A terme, Damas veut reprendre l’ensemble du pays. Mais pour des experts, la Turquie devrait préserver une bande de territoire dans le nord syrien, où seraient confinés les civils et combattants anti-Assad.

« L’année 2020 sera sans doute la dernière d’un conflit ouvert », pronostique M. Balanche, estimant que le pays sera partagé entre « un protectorat russo-iranien » et la présence turque.

« Assad va (…) être réélu en 2021 », estime l’expert. « Le régime va imposer une chape de plomb (…) car sa priorité est la restauration du système sécuritaire ».

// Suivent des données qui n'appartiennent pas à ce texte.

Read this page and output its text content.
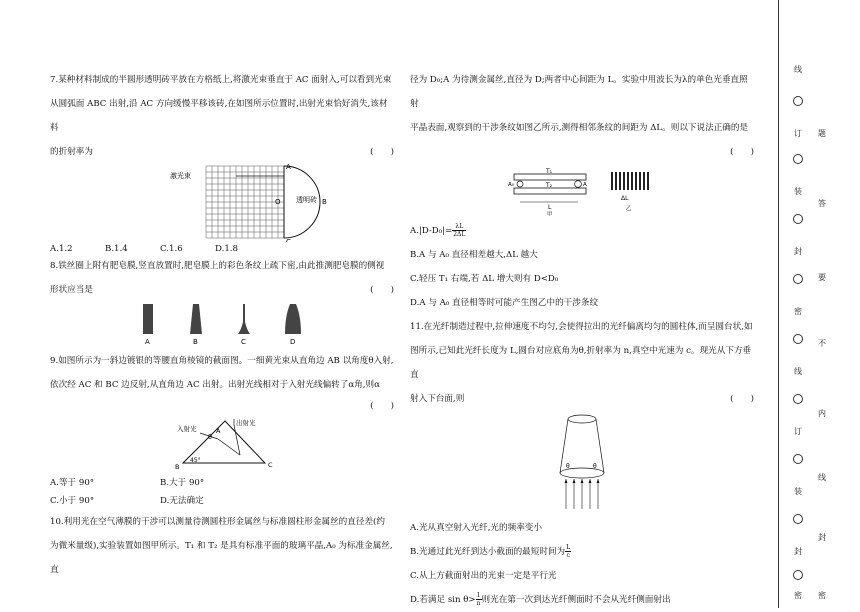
7.某种材料制成的半圆形透明砖平放在方格纸上,将激光束垂直于 AC 面射入,可以看到光束

从圆弧面 ABC 出射,沿 AC 方向缓慢平移该砖,在如图所示位置时,出射光束恰好消失,该材料

的折射率为	(　　)

激光束
透明砖
A
B
C
O
A.1.2	B.1.4	C.1.6	D.1.8

8.铁丝圈上附有肥皂膜,竖直放置时,肥皂膜上的彩色条纹上疏下密,由此推测肥皂膜的侧视

形状应当是	(　　)

A	B	C	D

9.如图所示为一斜边镀银的等腰直角棱镜的截面图。一细黄光束从直角边 AB 以角度θ入射,

依次经 AC 和 BC 边反射,从直角边 AC 出射。出射光线相对于入射光线偏转了α角,则α

(　　)

入射光
出射光
A
B	C
θ
45°
A.等于 90°	B.大于 90°
C.小于 90°	D.无法确定

10.利用光在空气薄膜的干涉可以测量待测圆柱形金属丝与标准圆柱形金属丝的直径差(约

为微米量级),实验装置如图甲所示。T₁ 和 T₂ 是具有标准平面的玻璃平晶,A₀ 为标准金属丝,直

径为 D₀;A 为待测金属丝,直径为 D;两者中心间距为 L。实验中用波长为λ的单色光垂直照射

平晶表面,观察到的干涉条纹如图乙所示,测得相邻条纹的间距为 ΔL。则以下说法正确的是

(　　)

T₁
T₂
L
甲
A₀	A
ΔL
乙

$A.|D-D_0|= \frac{\lambda L}{2\Delta L}$

B.A 与 A₀ 直径相差越大,ΔL 越大

C.轻压 T₁ 右端,若 ΔL 增大则有 D<D₀

D.A 与 A₀ 直径相等时可能产生图乙中的干涉条纹

11.在光纤制造过程中,拉伸速度不均匀,会使得拉出的光纤偏离均匀的圆柱体,而呈圆台状,如

图所示,已知此光纤长度为 L,圆台对应底角为θ,折射率为 n,真空中光速为 c。现光从下方垂直

射入下台面,则	(　　)

θ	θ

A.光从真空射入光纤,光的频率变小

B.光通过此光纤到达小截面的最短时间为 $\frac{L}{c}$

C.从上方截面射出的光束一定是平行光

D.若满足 $\sin \theta> \frac{1}{n}$ 则光在第一次到达光纤侧面时不会从光纤侧面射出

线
订
装
封
密
线
订
装
封
密
题
答
要
不
内
线
封
密
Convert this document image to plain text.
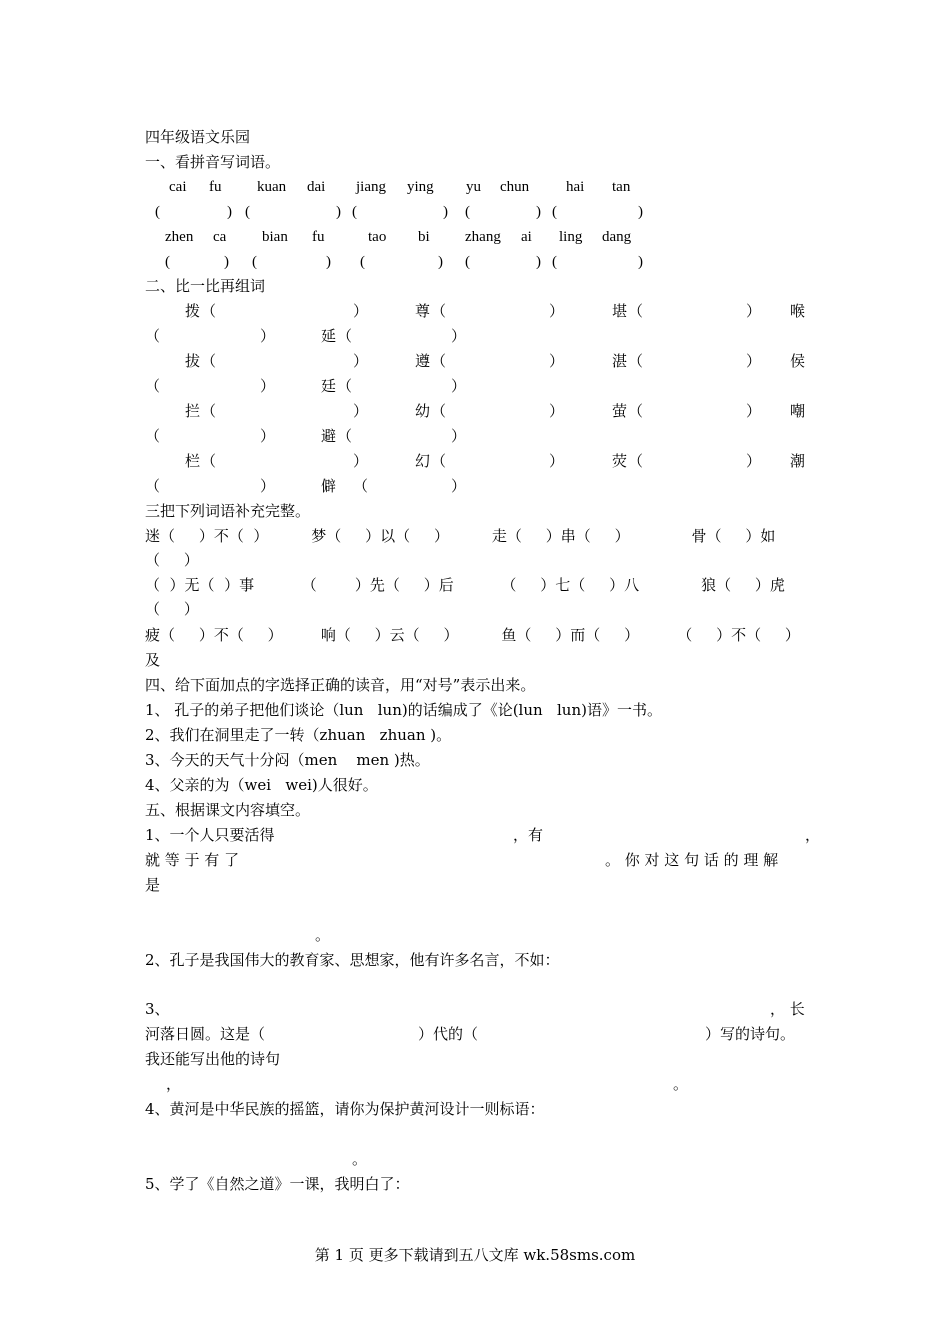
四年级语文乐园
一、看拼音写词语。
cai fu kuan dai jiang ying yu chun hai tan
(	) (	) (	) (	) (	)
zhen ca bian fu	tao bi zhang ai ling dang
(	) (	) (	) (	) (	)
二、比一比再组词
拨 （	）	尊 （	）	堪 （	） 喉
（	）	延 （	）
拔 （	）	遵 （	）	湛 （	） 侯
（	）	廷 （	）
拦 （	）	幼 （	）	萤 （	） 嘲
（	）	避 （	）
栏 （	）	幻 （	）	荧 （	） 潮
（	）	僻 （	）
三把下列词语补充完整。
迷（     ）不（  ）         梦（     ）以（     ）         走（     ）串（     ）             骨（     ）如
（     ）
（  ）无（  ）事          （        ）先（     ）后          （     ）七（     ）八             狼（     ）虎
（     ）
疲（     ）不（     ）        响（     ）云（     ）         鱼（     ）而（     ）        （     ）不（     ）
及
四、给下面加点的字选择正确的读音，用“对号”表示出来。
1、 孔子的弟子把他们谈论（lun   lun)的话编成了《论(lun   lun)语》一书。
2、我们在洞里走了一转（zhuan   zhuan )。
3、今天的天气十分闷（men    men )热。
4、父亲的为（wei   wei)人很好。
五、根据课文内容填空。
1、一个人只要活得	，有	，
就 等 于 有 了	。 你 对 这 句 话 的 理 解
是
。
2、孔子是我国伟大的教育家、思想家，他有许多名言，不如：
3、	， 长
河落日圆。这是（	）代的（	）写的诗句。
我还能写出他的诗句
，	。
4、黄河是中华民族的摇篮，请你为保护黄河设计一则标语：
。
5、学了《自然之道》一课，我明白了：
第 1 页 更多下载请到五八文库 wk.58sms.com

Des ONG continuent de dénoncer les arrestations arbitraires parmi ceux soupçonnés d’être contre le régime. Selon elles, des dizaines de milliers de personnes ont été victimes de disparitions forcées par le gouvernement ou les factions armées.

Omar al-Hariri, qui s’est réfugié à l’étranger après la reconquête par le régime de sa province de Deraa en 2018, n’a plus aucune illusion.

« Si aujourd’hui vous demandez aux gens s’ils souhaitent revenir à l’avant 2011, la majorité vous dira oui. Mais de toute façon, il n’y a plus rien à dire, c’est fini ».